Il re ordinò immediatamente che venisse convocato.

Lord Edmund entrò nella stanza con aria sicura, ma il suo volto impallidì quando vide Mary seduta sul letto del re.

— Vostra Maestà, questa ragazza ha commesso un’offesa imperdonabile — disse rapidamente. — Ordinerò che venga portata via immediatamente.

Il re si voltò verso di lui.

— Quanto cibo ricevono ogni giorno i servitori?

Edmund batté le palpebre.

— Abbastanza per svolgere i loro doveri.

— Quante ore lavorano?

— Dipende da ciò che è necessario.

Il re fece un passo verso di lui.

— E dove finisce l’oro destinato al loro cibo e ai loro salari?

La sicurezza dell’amministratore svanì immediatamente.

Mary alzò lo sguardo, sconvolta.

Il re infilò una mano nel cappotto e posò un piccolo registro contabile sul tavolo.

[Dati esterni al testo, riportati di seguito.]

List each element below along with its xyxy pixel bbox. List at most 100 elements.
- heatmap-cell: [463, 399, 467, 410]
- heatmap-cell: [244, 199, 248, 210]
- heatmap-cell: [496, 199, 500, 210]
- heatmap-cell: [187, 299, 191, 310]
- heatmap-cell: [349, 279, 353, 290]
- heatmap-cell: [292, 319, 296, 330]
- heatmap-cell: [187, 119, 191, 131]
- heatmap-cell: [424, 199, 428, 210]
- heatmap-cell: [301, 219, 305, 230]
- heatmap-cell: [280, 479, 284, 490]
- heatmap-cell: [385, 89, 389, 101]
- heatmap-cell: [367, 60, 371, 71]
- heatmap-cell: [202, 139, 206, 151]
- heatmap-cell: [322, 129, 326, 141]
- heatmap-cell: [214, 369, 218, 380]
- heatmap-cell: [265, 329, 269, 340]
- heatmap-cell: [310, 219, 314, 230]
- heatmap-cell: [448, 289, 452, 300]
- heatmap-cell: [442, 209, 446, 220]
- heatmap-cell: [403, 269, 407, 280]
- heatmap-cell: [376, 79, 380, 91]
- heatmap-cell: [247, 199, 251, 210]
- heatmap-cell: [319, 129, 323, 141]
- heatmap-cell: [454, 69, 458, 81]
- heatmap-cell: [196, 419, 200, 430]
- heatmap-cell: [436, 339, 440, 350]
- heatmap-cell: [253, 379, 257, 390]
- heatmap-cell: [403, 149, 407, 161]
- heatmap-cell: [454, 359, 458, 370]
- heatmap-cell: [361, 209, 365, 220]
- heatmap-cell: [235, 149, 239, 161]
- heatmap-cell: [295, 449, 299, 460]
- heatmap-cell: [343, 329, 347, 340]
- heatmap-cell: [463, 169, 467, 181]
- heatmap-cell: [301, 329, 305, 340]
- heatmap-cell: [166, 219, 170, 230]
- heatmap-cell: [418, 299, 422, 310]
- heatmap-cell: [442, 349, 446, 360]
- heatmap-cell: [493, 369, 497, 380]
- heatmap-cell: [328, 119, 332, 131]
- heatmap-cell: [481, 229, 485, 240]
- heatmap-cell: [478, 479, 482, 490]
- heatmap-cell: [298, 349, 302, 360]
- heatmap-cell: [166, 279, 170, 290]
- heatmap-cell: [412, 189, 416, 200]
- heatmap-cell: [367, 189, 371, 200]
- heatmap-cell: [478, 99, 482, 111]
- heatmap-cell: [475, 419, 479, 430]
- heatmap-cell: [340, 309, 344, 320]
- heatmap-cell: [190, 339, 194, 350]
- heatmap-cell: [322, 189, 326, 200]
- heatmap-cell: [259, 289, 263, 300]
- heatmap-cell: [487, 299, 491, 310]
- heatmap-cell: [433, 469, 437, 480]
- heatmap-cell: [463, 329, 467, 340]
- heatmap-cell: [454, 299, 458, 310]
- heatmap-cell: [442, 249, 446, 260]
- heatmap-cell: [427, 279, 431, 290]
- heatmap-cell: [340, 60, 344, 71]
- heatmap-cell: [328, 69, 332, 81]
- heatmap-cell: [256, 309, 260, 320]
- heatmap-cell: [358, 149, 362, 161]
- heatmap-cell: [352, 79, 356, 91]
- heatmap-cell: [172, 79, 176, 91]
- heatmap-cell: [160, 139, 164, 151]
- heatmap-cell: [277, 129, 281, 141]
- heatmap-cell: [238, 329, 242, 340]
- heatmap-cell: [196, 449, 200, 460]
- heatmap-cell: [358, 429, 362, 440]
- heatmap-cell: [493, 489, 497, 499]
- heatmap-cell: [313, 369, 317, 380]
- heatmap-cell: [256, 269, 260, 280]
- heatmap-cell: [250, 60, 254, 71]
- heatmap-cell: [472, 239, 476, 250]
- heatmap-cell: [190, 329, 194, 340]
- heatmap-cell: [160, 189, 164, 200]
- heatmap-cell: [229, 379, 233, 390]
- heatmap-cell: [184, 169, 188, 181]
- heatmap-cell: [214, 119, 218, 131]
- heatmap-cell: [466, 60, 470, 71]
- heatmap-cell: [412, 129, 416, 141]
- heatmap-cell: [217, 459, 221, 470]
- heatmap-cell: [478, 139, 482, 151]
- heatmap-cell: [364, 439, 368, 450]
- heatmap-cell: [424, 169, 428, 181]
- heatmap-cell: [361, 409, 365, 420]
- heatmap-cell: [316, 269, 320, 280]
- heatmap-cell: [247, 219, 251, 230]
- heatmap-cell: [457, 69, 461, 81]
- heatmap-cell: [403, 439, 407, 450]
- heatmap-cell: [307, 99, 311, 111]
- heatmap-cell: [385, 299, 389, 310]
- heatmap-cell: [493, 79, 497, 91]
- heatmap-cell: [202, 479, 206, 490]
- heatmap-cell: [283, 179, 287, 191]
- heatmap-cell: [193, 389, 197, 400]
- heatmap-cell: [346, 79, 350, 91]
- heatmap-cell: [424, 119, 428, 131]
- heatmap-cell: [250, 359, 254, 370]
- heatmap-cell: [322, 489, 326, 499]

— Sono tornato prima perché ho ricevuto delle segnalazioni secondo cui del denaro stava scomparendo dal tesoro del palazzo — disse. — Da mesi qualcuno deruba i servitori e attribuisce le loro sofferenze ai miei ordini.

Lord Edmund cadde in ginocchio.

— Vostra Maestà, posso spiegare…

— No — lo interruppe il re. — Hai già spiegato abbastanza.

Le guardie trascinarono via l’amministratore mentre i servitori osservavano la scena dal corridoio.

Poi il re si voltò nuovamente verso Mary.

— Ti sei addormentata nel mio letto perché il mio palazzo ti ha abbandonata — disse. — La tua punizione sarà rimanere qui finché non avrai mangiato un pasto adeguato e non ti sarai riposata.

Mary lo fissò, incapace di pronunciare una sola parola.

Prima del tramonto tutti i servitori ricevettero cibo fresco, biancheria pulita e orari di lavoro equi. Le ricchezze rubate da Lord Edmund furono restituite alle famiglie che aveva ingannato.

E da quel giorno i servitori non sussurrarono più soltanto della crudeltà del re.

Raccontarono anche la storia della giovane domestica esausta che si era addormentata nel letto reale — e che aveva accidentalmente rivelato il segreto più oscuro del palazzo.